Saturday November 15th, 2008

Film producer, Lord David Putnam, and award-winning actor, Jeremy Irons, were among the group who turned up at Hegarty’s Boatyard to see work commence on the re-fitting of the Ilen ketch. Also included are Eoin MacMahon, Ross Kelly, Christopher Meehan, Pat McCormac, Justin McDonagh, Paul Keane, Anthony Keane, Mary O’Driscoll, Kieran Clancy, Donal O’Sullivan, Liam Hegarty, Fachtna O’Sullivan, Mary Jordan, Diarmuid Murphy, Colm O’Cuileanain, Pat Tanner. (Photo: Eoghan Daly)

A unique boat renewal project has got under way in Hegarty’s Boatyard at Oldcourt.

Ireland’s last coastal trading vessel in existence, the Ilen, is being refitted in a series of week-long workshops under the expert guidance of Mr. Liam Hegarty, his brother, Mr. John Hegarty and Mr. Fachtna O’Sullivan, three of the few remaining traditional shipwrights in Ireland today.

The Ilen was originally commissioned by Limerick man Mr. Conor O’Brien, and was built by the Fisheries School in Baltimore – Ireland’s first vocational school – in the mid-1920s.

When the boat was launched in 1926, Mr. O’Brien together with two Cadogan brothers from Cape Clear Island sailed her to the Falkland Islands, where it was delivered to the Falkland Island Company for inter-island trading.

For the next seventy years, it served in the seas of the South Atlantic until the mid-1990s when another Limerick man, Mr. Gary McMahon found it abandoned on one of the islands.

skills

There was great excitement when he sailed the Ilen ketch back into Baltimore in 1998.  The refitting of this eighty-two year old vessel is now being used as an opportunity for people to experience first-hand the skills of wooden boat building.

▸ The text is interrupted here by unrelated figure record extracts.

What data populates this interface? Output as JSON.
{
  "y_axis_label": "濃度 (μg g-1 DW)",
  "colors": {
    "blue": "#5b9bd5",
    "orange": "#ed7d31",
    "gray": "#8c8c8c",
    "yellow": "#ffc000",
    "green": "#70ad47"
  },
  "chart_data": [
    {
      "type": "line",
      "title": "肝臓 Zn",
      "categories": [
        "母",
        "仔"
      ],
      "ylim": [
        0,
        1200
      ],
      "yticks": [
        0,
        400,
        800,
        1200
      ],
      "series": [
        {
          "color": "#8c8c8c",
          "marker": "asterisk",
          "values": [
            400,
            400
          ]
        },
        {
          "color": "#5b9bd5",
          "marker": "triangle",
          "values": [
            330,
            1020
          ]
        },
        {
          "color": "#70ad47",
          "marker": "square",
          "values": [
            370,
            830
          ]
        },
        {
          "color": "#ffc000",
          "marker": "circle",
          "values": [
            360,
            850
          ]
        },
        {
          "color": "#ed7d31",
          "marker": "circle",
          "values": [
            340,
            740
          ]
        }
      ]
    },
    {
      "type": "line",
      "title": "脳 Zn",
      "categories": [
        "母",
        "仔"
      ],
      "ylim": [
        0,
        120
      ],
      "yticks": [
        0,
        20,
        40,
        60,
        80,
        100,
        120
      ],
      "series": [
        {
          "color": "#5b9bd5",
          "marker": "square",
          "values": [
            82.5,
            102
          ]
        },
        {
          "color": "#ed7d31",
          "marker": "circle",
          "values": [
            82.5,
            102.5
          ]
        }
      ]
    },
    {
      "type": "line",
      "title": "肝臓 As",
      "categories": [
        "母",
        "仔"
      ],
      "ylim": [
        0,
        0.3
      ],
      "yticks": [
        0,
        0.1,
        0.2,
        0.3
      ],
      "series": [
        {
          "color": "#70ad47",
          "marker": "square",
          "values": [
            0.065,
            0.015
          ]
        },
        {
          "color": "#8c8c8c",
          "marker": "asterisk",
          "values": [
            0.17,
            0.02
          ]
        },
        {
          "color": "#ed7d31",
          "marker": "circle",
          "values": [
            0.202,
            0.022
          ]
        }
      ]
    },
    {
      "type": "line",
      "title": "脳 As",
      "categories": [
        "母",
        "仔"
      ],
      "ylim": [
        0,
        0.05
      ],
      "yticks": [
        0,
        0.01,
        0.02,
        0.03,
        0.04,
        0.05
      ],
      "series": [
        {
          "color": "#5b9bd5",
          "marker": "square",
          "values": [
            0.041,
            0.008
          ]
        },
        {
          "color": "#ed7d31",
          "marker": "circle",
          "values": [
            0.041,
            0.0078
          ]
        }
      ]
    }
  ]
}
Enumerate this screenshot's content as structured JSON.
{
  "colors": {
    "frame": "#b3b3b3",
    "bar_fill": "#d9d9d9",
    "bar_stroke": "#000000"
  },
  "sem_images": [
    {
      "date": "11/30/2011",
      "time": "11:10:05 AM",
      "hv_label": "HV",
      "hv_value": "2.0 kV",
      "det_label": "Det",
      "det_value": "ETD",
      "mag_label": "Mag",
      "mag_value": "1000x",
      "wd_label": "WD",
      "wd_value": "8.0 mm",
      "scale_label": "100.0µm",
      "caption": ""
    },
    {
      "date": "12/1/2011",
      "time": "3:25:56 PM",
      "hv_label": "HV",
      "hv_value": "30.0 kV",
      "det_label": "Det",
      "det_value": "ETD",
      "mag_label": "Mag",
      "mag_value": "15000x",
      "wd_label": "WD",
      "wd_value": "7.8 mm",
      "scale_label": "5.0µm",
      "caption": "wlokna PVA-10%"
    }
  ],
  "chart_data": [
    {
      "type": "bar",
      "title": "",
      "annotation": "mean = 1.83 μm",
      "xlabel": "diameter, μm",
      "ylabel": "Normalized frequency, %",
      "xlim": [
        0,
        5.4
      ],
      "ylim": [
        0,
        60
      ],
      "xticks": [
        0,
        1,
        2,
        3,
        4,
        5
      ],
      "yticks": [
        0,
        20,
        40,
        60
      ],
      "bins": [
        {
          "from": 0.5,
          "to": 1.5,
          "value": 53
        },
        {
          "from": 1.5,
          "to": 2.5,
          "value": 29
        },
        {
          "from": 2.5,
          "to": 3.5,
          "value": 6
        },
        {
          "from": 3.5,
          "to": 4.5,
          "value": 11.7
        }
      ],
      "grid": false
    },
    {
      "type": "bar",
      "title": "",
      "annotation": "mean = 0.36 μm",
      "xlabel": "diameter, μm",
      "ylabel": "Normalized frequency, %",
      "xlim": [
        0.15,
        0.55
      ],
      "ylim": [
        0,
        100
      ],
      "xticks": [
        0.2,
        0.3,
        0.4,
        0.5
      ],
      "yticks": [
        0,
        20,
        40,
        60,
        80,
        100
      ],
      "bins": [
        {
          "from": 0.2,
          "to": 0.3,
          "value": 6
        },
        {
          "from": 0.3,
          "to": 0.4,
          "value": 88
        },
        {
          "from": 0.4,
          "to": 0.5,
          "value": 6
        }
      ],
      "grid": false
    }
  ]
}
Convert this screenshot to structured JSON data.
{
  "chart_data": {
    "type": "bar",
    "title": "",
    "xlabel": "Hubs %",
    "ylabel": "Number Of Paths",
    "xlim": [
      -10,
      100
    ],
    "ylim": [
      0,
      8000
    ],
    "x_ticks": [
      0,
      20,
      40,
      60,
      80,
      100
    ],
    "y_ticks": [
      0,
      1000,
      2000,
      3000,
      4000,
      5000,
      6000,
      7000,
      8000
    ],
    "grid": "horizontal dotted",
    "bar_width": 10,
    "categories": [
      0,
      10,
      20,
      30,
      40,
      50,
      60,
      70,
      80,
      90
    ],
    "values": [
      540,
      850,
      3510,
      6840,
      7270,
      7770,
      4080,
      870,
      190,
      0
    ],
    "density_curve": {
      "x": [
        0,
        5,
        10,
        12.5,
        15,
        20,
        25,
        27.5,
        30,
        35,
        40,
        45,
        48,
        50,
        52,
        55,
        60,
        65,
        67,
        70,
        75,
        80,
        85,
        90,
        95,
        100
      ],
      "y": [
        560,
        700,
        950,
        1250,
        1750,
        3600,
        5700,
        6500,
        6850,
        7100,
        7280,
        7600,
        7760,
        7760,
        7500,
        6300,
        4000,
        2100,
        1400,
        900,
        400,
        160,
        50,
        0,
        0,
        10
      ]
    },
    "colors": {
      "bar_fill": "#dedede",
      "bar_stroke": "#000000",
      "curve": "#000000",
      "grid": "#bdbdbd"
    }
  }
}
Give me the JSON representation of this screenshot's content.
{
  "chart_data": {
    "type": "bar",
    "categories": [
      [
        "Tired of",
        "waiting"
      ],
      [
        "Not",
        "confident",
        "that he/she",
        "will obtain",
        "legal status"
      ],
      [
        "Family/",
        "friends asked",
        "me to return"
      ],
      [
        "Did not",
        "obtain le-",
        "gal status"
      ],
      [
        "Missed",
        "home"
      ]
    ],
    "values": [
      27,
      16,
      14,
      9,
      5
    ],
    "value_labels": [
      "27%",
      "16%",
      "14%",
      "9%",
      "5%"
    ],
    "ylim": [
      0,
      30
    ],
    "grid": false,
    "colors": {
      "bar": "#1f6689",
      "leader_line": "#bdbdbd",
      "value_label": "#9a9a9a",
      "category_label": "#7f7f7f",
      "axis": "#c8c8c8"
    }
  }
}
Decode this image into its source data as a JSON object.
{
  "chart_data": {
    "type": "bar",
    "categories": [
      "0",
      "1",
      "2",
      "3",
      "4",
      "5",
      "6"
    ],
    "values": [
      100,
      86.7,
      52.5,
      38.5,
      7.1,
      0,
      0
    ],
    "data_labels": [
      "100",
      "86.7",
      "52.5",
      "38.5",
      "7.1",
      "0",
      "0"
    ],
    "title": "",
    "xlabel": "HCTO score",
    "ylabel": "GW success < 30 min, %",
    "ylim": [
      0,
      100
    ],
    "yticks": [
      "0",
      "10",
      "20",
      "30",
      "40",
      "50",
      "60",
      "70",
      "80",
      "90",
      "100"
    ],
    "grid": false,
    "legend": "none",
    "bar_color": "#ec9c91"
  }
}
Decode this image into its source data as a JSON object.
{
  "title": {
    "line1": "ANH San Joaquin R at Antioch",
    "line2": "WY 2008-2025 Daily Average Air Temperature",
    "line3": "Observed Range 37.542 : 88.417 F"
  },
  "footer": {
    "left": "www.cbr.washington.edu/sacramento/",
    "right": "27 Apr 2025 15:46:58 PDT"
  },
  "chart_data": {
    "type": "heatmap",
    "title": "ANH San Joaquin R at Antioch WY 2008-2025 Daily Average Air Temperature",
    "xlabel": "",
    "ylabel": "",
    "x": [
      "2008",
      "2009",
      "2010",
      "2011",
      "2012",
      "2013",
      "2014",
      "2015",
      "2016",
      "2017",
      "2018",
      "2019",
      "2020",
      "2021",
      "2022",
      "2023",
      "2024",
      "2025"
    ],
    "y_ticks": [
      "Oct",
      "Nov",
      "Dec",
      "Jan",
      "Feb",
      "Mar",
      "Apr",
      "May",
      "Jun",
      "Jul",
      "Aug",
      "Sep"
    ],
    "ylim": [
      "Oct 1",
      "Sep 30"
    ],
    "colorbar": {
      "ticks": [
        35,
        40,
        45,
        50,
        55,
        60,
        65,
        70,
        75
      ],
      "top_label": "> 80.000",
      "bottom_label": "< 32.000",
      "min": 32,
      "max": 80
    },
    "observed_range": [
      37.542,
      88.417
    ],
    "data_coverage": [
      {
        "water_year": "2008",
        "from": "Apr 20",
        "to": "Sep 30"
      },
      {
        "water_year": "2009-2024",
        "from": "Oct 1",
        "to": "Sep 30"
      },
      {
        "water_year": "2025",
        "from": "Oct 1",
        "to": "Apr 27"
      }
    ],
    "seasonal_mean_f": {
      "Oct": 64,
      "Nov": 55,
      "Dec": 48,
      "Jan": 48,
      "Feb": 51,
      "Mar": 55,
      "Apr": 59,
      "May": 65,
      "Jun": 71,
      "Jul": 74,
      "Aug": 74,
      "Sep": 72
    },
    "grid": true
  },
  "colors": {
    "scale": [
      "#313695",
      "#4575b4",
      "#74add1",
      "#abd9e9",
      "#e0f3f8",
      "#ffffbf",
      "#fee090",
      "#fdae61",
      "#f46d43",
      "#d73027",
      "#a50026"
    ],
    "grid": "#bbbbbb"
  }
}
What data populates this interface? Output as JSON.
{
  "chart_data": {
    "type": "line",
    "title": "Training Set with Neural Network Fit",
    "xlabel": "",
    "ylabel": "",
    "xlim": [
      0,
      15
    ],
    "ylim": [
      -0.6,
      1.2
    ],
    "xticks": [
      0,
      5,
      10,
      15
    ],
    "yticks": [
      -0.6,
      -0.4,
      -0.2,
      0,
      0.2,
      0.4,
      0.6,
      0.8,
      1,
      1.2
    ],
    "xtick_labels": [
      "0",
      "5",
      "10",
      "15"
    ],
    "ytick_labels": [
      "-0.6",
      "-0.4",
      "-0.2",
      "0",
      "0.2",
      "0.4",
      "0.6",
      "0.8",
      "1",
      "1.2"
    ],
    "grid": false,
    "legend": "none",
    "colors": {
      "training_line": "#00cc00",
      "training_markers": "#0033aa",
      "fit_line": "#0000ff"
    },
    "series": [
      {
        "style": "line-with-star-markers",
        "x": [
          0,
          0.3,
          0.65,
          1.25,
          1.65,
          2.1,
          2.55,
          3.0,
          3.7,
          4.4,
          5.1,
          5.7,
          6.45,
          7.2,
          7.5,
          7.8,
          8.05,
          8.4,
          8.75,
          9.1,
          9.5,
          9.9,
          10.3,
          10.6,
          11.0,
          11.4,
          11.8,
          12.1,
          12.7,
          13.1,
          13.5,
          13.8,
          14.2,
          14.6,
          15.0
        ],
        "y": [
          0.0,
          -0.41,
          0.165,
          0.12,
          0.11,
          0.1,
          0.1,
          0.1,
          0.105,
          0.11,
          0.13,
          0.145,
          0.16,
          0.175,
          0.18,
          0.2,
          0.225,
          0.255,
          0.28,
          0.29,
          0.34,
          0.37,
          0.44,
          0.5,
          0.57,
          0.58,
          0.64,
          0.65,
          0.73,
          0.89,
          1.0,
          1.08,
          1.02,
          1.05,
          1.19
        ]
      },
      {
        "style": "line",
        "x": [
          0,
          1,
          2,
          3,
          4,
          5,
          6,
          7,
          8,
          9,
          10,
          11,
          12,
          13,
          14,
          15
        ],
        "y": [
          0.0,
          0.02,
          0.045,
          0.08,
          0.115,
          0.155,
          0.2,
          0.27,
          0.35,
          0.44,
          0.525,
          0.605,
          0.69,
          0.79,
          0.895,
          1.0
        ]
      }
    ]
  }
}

An enthusiastic supporter of the project, Ms. Mary Jordan of Baltimore, explained to The Southern Star that each of the ten people participating in the workshop will “understand how our traditional wooden boats were built and acquire some of the skills involved.”

The first workshop, on Monday, November 3 last, began with a talk entitled “Tree to Sea” by Br. Anthony Keane, forester of Glenstal Abbey, on the type of timber used in boat building.  The talk was followed by an introduction to wooden boat construction by Mr. Liam Hegarty and Mr. Gary McMahon.

The five working days, according to Ms. Jordan, “are designed and structured to inform the participants on all aspects of traditional boat construction, examining each piece of timber in the hull, frames and floor, taking patterns, shaping moulds, preparing timber for refitting.”

Each day, the participants had a defined objective to learn one aspect of the traditional boat building skills. One of their first tasks was to remove the cover sheets of copper and felt, which were used to protect the wooden hull from attack by the treado worms that live in the waters of the South Atlantic.

The workshop has attracted widespread interest and the ten spaces on the first course were quickly filled.   The participants included Bro. Anthony Keane from Glenstal Abbey; two young men from Limerick, who were sponsored by the Moyross Rejuvenation Project; and local participants, Mr. Diarmuid Murphy of the Bantry Long Boat Project, Ms. Mary O’Driscoll, Crookhaven, and Mr. Colm O Cuileanain of Baltimore.

the sole

According to the project leader, Mr. Gary McMahon: “The Ilen is the sole surviving example of our once thriving maritime culture.

“Thanks to Hegarty’s Boatyard, and the ten people participating in the workshop, we are taking the first steps on the long road of returning the Ilen to its former sailing glory.”

Mr. McMahon also expressed the hope that the Ilen could become part of “a new era of sustainable development by demonstrating that trading under sail is still viable.”

Further five-day workshops are planned for next year.  People from all over Ireland have helped fund the re-fitting project through donations that have been sent to the AK Ilen Company, which is a registered non-profit company.